SHORTLISTED FOR THE PORTICO PRIZE
'A distinctive new voice for fans of 'Fleabag' or Sally Rooney' Independent
'Raw, intimate and authentic' The Sunday Times
'Lyrically poetic' Evening Standard
'Disarmingly honest . . . I wish I had read this when I was 19.' Guardian
When Lucy wins a place at university, she thinks London will unlock her future. It is a city alive with pop up bars, cool girls and neon lights illuminating the Thames at night. At least this is what Lucy expects, having grown up seemingly a world away in working-class Sunderland, amid legendary family stories of Irish immigrants and boarding houses, now-defunct ice rinks and an engagement ring at a fish market.
Yet Lucy's transition to a new life is more overwhelming than she ever expected. As she works long shifts to make ends meet and navigates chaotic parties from East London warehouses to South Kensington mansions, she still feels like an outsider among her fellow students. When things come to a head at her graduation, Lucy takes off for Ireland, seeking solace in her late grandfather's cottage and the wild landscape that surrounds it, wondering if she can piece together who she really is.
Lyrical and boundary-breaking, Saltwater explores the complexities of mother-daughter relationships, the challenges of shifting class identity and the way that the strongest feelings of love can be the hardest to define.

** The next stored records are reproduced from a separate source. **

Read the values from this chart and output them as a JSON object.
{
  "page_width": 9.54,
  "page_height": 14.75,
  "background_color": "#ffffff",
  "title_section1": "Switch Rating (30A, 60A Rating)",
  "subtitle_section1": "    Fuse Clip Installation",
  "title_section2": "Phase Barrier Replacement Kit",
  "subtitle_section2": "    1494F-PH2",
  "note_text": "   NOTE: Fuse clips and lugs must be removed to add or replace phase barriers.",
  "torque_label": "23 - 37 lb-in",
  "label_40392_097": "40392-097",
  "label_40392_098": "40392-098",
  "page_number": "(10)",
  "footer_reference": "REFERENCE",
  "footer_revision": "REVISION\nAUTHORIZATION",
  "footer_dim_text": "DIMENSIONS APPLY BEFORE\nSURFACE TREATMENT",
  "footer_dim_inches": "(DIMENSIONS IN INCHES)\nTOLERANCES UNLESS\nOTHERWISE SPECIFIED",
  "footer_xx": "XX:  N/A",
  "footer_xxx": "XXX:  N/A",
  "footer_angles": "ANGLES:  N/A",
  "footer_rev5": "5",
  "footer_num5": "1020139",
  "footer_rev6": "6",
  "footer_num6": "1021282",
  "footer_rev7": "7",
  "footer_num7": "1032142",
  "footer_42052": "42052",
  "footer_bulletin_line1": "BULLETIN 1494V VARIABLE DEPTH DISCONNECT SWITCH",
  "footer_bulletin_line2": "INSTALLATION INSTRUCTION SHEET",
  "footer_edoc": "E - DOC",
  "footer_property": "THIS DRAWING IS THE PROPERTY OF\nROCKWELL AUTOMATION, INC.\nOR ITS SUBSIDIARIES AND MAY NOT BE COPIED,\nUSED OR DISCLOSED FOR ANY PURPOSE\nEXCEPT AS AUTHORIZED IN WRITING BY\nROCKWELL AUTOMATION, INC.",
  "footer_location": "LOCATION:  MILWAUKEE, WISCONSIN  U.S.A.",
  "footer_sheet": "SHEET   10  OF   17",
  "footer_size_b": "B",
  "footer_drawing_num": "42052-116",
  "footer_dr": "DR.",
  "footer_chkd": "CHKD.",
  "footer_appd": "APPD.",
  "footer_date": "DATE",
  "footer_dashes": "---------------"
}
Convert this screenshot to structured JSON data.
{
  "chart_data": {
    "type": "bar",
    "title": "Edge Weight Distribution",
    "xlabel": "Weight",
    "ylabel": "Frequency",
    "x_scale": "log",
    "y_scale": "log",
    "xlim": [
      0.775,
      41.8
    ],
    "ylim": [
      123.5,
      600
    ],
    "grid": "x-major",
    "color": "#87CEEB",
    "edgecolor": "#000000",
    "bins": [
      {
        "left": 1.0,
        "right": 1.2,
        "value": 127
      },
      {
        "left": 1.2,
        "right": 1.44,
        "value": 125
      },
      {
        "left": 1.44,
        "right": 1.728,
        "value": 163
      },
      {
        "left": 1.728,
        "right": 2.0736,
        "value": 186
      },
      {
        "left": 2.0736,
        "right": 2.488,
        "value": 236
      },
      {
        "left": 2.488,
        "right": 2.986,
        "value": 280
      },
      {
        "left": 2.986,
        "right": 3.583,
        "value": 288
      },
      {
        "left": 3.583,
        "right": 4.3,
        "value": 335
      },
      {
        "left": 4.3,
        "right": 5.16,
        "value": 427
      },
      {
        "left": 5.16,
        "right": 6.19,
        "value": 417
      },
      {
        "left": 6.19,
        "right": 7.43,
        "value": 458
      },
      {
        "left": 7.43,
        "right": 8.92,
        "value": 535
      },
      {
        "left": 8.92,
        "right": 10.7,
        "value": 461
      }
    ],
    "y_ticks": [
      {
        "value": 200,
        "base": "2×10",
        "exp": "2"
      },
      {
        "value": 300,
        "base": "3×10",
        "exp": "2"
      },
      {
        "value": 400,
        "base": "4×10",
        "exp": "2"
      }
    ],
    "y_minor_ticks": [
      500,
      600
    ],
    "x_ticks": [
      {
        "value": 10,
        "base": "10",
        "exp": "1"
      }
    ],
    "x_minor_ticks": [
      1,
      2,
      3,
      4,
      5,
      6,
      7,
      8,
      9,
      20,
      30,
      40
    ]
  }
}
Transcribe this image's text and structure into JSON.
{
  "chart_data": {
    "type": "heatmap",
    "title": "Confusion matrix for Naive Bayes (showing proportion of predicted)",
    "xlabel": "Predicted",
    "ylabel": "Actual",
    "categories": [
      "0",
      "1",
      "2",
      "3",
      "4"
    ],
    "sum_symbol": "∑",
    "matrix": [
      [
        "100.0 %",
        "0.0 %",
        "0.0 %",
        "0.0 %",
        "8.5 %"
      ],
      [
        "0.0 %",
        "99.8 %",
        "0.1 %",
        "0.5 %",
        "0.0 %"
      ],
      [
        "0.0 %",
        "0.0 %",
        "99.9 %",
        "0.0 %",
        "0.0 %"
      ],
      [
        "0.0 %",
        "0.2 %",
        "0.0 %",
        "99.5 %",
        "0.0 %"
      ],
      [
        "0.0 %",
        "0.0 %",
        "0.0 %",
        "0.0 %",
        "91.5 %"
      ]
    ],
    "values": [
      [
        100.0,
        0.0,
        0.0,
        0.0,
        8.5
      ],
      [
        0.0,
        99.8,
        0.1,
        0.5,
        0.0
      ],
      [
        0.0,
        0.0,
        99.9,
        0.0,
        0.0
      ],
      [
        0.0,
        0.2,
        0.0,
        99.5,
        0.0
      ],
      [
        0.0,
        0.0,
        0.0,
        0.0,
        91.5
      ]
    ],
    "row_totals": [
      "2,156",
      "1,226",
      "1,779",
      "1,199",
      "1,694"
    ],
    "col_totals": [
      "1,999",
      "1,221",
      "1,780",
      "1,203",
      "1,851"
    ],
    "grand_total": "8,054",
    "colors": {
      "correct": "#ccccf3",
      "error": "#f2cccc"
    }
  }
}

Twenty-five-year-old Lucy Bailey reflects on her life after having moved from London to a quiet family home on the west coast of Ireland in this solid nonlinear debut from Andrews. Lucy quits her bartending job and relocates to the house her recently deceased grandfather bequeathed to her in the tiny fishing town of Burtonport. Though she once intended to make her life in bustling London, Lucy finds that the unhurried pace of the port appeals to her. Short vignettes chronicle a childhood with her devoted mother, Susie, who raised Lucy and her deaf younger brother, Josh, in a working-class town without much help from their alcoholic father. As Lucy grows up, she becomes a big reader, takes a shine to the Beat writers, and is encouraged by a high school teacher. Much of Andrews's novel concerns Lucy finding herself as a teenager and college student, but this part of the story isn't as engrossing as Lucy contemplating her family ties, the highlight of the book: "I think about all of the times my grandfather stumbled drunk up this road and now here I am, doing the same." Her passages about dating and trying to fit in pale in comparison. Still, this coming-of-age story will appeal to readers who appreciate strong mother-daughter relationships.